Baseline numbers of circulating CD28-negative T cells may predict clinical response to abatacept in patients with rheumatoid arthritis.

OBJECTIVE

To evaluate the number of circulating CD28-negative (CD28-) T cells as a predictor of clinical response to abatacept in patients with rheumatoid arthritis (RA).

METHODS

Peripheral blood CD28- T cell subsets were evaluated by flow cytometry at baseline in 32 patients with RA treated with abatacept. Receiver-operator curves were applied to examine the predictive value of T cell populations and to choose the cutoff for the best performance of the test.

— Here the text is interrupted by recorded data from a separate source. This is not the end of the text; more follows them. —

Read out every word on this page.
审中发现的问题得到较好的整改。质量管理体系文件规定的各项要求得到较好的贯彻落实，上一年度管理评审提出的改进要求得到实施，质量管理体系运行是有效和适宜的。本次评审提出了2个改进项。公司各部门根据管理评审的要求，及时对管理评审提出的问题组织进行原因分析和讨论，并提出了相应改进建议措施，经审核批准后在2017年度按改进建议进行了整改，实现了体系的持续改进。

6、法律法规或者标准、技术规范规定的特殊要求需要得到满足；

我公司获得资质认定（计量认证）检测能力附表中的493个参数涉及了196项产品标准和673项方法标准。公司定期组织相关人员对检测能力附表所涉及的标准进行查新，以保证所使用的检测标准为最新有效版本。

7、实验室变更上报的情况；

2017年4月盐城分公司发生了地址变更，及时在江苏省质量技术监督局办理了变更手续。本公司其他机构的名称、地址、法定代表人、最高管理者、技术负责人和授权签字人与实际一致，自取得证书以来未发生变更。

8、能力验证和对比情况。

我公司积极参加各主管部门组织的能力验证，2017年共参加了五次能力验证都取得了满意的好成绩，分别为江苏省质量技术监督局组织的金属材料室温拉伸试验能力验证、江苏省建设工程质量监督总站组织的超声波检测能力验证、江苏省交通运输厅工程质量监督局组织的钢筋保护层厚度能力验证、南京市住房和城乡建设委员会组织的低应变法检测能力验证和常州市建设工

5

Remission was defined using the Disease Activity Score 28 based on C-reactive protein.

RESULTS

The overall predictive values of the CD8+CD28- and CD4+CD28- cells for remission after 6 months of abatacept therapy were 0.802 (SE 0.078) and 0.743 (SE 0.089), respectively. Cutoff values of < 87 CD8+CD28- cells/μl and < 28 CD4+CD28- cells/μl had 80.0% sensitivity and 81.8% specificity (Fisher test: p = 0.001), and 60.0% sensitivity and 77.3% specificity (p = 0.043), respectively, for prediction of remission at 6 months. Patients having low baseline numbers of CD8+CD28- T cells had a more than 4-fold higher probability of achieving remission within 6 months than patients with higher levels of these cells.

CONCLUSION

A simple laboratory measure, the baseline number of circulating CD28- T cells, predicted remission after 6 months of abatacept treatment in patients with RA.